Dr. Brian Wolshon is the Edward A. and Karen Wax Schmitt Distinguished Professor in the Department of Civil and Environmental Engineering at Louisiana State University. He is also the Director of the United States Department of Transportation’s University Transportation Center the Gulf Coast Center for Evacuation and Transportation Resiliency. Although his research and teaching expertise spans several area in the fields of highway design and traffic engineering, he is most recognized for his research in issues related to the operation, planning, and management of transportation systems during mass evacuations and, in particular, the application of nonstandard traffic management techniques such reversible traffic operations under emergency and major event conditions. Dr. Wolshon has authored scores of research papers, technical articles, and book chapters; and has served as an expert on numerous panels and committees for the Federal Highway Administration, National Academies of Science and Engineering, Institute of Transportation Engineers, and American Society of Civil Engineers.

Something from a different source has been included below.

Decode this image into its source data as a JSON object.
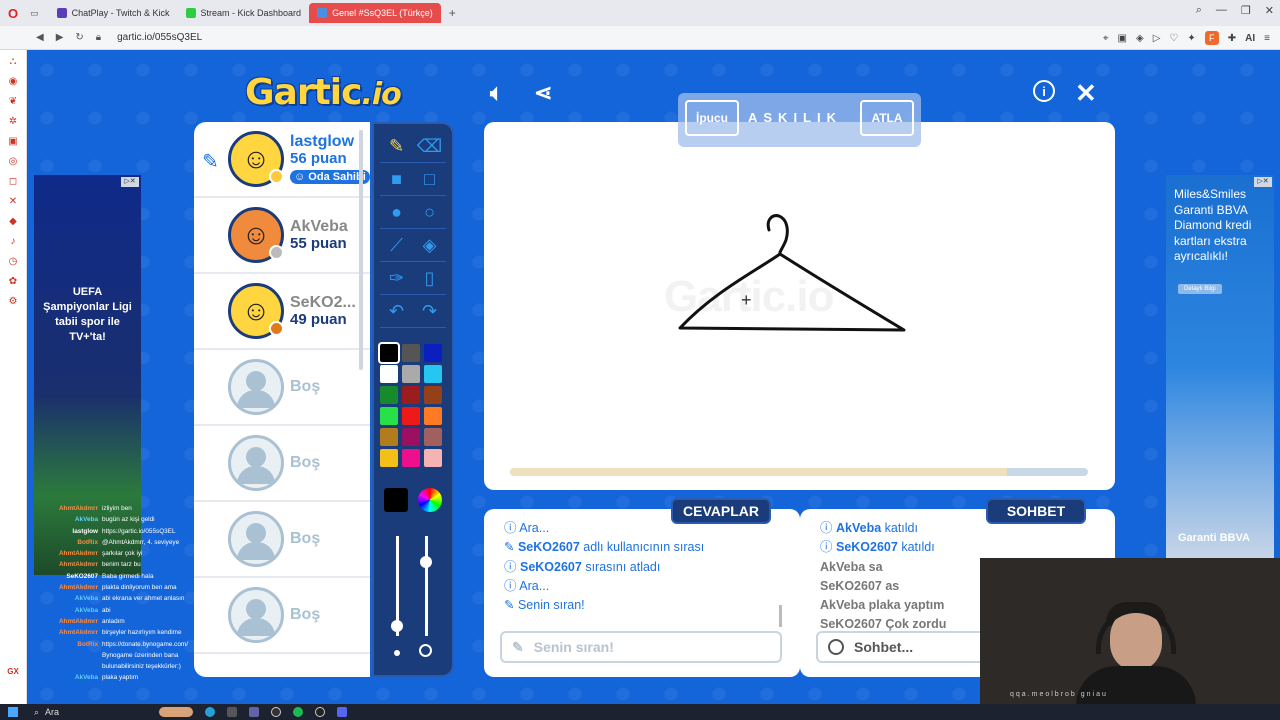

In 2000, he founded and has since chaired the Transportation Research Board’s Subcommittee on Emergency Evacuation. He has worked as a consultant to the state and federal agencies and companies throughout North America on emergency, evacuation, and resiliency related projects.
Dr Wolshon spoken on road systems, both regional and local, are planned and designed for the movement of vehicles and people during routine and predictable travel situations. Although typical planning takes into account various peaking conditions and seasonal variations, it does not take into account all possible conditions, most notably, incidents and events that restrict capacity, close lanes, generate surges in demand, and/or create unexpected hazardous travel. This is not due to a lack of awareness or caring but, rather, because it is not financially, environmentally, or physically practical to construct systems that take into account every incident and event that could occur. More recently, however, the profession has promoted new policies, techniques, and technologies to increase the resiliency of transportation networks. Broadly, the concept of area “resiliency” means the ability to prepare for and adapt to changing conditions to withstand and recover rapidly from disruptions and, more specifically in this case, planned, unplanned, and emergency conditions that are related to transportation. This presentation will discuss practices that support ways to work “smarter and more creatively,” using better knowledge, training, and communication and by adapting creative, yet safe and effective, methods to maintain mobility and serve the needs of travelers during non-routine but inevitable incidents and events, with a particular focus on evacuations. This presentation will describes these conditions; the roles that road networks and transportation personnel play during planned and unplanned events and emergencies, and how the impacts of disaster or emergency events can be reduced using innovative and more effective practices.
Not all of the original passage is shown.